Squashed

         By Gene Aronowitz

 

I was standing at the perfect spot on the subway platform so I could get off one station away, precisely in front of the escalator that would take me to my next train. If that savvy and assertive mob beat me to the escalator, I knew I would lose ten minutes because my next train would leave before I got there. I hate to see closing doors from the outside.

The platform was packed. A train was pulling out and ours waited its turn in the tunnel, like the runt of the litter. When it arrived and its doors opened, a gargantuan guy was blocking the doorway directly in front of me.

I couldn't pass by and was reluctant to move to another door with more room. I am always unwilling to move. Even when I encounter a reeking homeless person, I endure the stench rather than move, not wanting to find myself in the wrong spot when I get off the train. Once, I smelled the unmistakable scent of fresh shit. A woman wrinkled her nose and waved her arms back and forth, like a windshield wiper, the universal gesture of foul odor recognition. When my children were young, they liked to do this when one of them farted. It wasn’t obvious who did it because they would all wave their hands, all of them, including the blame-eluding perpetrator. This woman must have taken a lesson from my progeny because she waved until she left the car and when she was gone, so was the smell.

I squeezed through the door, but my rolling backpack was still mostly outside, and I worried that it was about to get squashed by the closing doors. I yanked it as hard as I could and heard the blocker shout that my case was on his foot. I yelled that he was blocking the door. He looked down at me, and I suddenly realized that I was putting my life in jeopardy. Every time I hear about a police investigation on some train, I think that someone has been shot in a territorial dispute.

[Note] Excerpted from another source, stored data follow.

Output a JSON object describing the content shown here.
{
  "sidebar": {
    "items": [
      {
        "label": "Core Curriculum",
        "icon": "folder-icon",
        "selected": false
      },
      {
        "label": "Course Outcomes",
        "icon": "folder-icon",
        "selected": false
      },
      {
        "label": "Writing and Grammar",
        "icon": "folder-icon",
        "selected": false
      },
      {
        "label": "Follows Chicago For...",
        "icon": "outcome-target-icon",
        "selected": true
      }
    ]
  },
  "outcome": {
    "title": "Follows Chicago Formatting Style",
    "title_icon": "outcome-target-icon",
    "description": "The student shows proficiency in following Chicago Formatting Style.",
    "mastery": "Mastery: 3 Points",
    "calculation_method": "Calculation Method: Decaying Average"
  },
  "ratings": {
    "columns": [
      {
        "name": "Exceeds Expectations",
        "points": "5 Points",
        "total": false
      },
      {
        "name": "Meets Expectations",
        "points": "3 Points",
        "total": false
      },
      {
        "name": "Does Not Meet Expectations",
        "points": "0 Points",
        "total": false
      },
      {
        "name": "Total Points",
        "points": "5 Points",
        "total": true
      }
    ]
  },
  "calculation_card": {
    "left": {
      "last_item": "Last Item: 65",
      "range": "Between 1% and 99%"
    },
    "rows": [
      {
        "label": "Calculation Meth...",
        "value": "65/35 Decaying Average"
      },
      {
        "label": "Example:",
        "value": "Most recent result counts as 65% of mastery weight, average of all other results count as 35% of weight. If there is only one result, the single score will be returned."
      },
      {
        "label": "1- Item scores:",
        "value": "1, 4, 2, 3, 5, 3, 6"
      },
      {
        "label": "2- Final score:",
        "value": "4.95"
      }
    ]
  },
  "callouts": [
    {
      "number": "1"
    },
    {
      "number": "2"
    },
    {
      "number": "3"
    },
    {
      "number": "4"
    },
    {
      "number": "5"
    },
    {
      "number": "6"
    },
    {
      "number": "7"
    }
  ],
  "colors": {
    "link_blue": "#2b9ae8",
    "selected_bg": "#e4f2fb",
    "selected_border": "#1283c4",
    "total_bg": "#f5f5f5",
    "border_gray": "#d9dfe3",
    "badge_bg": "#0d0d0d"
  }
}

I jerked the cart, and it landed on my foot.

People kept pouring in. The doors could not close, and the conductor was getting nasty. “There’s somebody in the front that’s delaying everybody. Get away from the door or get off the train.” What an asshole, I thought, grateful he wasn’t talking about me and forgot all about the blocker. I was pissed at the conductor. No, strike that. It was his bosses I was pissed at. They know that every day, at the same time, there is this same crush, and the conductor loses it, trying to get us to stand clear of the fucking closing doors. What about more trains? What about that?

But finally, the doors shut, and we were on our way. I couldn't support myself in an upright position. Leaning on the blocker was out of the question. I was pushed forward by the man or woman behind me, so I was up against the door, momentarily amused by the symbolism of my penis ramming the sign that said, “Do not lean on door.” I tried to keep my head pulled back, but I knew that if I did, I would have a very stiff neck, so I ended up with my face scrunched on the window. I’m not germ-phobic, but germs have a way of getting under my skin. When I use a public bathroom, I turn the sink water on and off with a paper towel and use the towel to open the door. Most people don’t even look at the sink. I imagined that one of those filthy pigs got on this subway and wiped this window with his palm because it was all fogged up. Really nauseating!

I knew I would be released in about five minutes when the train arrived at the next station so, with an audible sigh, I just surrendered. But my revery was short-lived. A guy right next to me, apparently thankful for the captured audience, started screaming about how Jesus saved his life and that all of us needed to prepare to meet our God.